What is the domain of f(x) = ln(x)?

The domain of \( f(x) = \ln(x) \) is \( x > 0 \).

In more detail, the function \( f(x) = \ln(x) \) represents the natural logarithm of \( x \). The natural logarithm is only defined for positive real numbers. This means that \( x \) must be greater than zero for the function to work. If you try to take the natural logarithm of zero or a negative number, the function is undefined, and you will get an error on your calculator.

To understand why, consider the definition of the natural logarithm. The natural logarithm of a number \( x \) is the power to which the base \( e \) (approximately 2.718) must be raised to produce \( x \). Since raising \( e \) to any real number power will always result in a positive number, \( x \) must be positive. For example, \( \ln(1) = 0 \) because \( e^0 = 1 \), and \( \ln(e) = 1 \) because \( e^1 = e \).

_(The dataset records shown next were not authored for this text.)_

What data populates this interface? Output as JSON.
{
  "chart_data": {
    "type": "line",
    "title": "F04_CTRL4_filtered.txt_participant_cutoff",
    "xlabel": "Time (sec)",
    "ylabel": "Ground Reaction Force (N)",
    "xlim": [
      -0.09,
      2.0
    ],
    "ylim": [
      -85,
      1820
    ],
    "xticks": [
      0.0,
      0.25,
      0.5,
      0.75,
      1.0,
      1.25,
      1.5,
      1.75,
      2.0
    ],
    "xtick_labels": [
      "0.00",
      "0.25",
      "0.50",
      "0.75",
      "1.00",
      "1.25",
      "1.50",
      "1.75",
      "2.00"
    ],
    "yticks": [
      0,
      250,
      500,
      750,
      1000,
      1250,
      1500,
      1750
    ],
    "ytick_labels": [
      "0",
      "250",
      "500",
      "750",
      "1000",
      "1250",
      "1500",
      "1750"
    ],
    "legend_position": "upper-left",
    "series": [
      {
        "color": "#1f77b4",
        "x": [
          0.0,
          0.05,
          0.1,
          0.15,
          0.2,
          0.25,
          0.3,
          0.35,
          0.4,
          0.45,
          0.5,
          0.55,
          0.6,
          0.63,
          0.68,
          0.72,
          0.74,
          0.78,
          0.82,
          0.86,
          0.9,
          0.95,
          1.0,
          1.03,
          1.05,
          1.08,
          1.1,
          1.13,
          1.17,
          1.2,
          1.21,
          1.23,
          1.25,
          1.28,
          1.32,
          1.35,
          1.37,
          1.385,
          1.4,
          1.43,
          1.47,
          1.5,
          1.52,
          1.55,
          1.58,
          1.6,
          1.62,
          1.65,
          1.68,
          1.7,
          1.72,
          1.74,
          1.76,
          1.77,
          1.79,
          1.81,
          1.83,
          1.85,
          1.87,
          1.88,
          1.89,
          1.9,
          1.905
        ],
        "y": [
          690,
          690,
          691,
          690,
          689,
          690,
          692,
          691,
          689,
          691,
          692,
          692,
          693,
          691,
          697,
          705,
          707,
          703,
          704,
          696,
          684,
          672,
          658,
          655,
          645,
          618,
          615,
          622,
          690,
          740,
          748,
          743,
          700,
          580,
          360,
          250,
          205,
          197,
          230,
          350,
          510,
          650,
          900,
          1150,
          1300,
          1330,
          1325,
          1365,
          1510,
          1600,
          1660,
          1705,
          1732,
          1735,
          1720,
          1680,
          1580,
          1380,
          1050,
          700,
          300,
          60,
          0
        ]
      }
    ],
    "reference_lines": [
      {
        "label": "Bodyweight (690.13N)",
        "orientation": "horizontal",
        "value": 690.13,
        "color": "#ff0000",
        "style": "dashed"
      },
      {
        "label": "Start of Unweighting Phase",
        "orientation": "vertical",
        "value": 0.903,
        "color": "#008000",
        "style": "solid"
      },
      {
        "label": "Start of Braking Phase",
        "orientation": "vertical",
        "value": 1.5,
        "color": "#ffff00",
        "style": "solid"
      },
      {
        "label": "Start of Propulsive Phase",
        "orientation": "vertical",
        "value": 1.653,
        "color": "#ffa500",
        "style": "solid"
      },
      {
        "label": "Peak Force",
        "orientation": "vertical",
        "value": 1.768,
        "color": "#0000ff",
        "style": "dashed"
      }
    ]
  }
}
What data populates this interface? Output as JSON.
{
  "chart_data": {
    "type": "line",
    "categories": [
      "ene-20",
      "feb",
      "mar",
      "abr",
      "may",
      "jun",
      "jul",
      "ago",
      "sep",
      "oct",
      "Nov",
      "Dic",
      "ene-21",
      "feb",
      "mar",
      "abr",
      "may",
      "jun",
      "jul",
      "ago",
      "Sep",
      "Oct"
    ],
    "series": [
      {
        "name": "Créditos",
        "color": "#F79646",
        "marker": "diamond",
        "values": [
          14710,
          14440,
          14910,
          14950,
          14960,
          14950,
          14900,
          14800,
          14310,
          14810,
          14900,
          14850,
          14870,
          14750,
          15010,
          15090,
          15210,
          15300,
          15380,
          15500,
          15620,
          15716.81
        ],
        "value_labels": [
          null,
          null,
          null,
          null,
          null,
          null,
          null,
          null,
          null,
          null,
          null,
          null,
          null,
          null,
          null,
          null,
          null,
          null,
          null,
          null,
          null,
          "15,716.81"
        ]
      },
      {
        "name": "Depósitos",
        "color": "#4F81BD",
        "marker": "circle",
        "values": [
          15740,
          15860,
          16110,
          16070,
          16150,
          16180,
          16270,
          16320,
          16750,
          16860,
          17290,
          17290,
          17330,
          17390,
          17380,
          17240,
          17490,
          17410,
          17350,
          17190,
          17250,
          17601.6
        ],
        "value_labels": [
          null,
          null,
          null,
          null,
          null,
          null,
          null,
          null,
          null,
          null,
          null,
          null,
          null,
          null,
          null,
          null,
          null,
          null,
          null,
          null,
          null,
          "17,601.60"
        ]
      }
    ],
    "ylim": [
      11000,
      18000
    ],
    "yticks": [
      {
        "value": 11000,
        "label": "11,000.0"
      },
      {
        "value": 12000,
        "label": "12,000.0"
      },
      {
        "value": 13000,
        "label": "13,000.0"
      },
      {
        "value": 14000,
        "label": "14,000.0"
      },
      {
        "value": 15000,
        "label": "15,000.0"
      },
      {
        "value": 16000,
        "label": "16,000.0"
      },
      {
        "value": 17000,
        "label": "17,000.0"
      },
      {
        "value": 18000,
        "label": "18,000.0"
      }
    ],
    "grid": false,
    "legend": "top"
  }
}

Graphically, the function \( f(x) = \ln(x) \) has a vertical asymptote at \( x = 0 \). This means the graph approaches the y-axis but never touches or crosses it. As \( x \) gets closer to zero from the positive side, \( \ln(x) \) decreases without bound, heading towards negative infinity. Conversely, as \( x \) increases, \( \ln(x) \) increases, but at a decreasing rate.

So, when working with \( f(x) = \ln(x) \), always remember that \( x \) must be a positive number.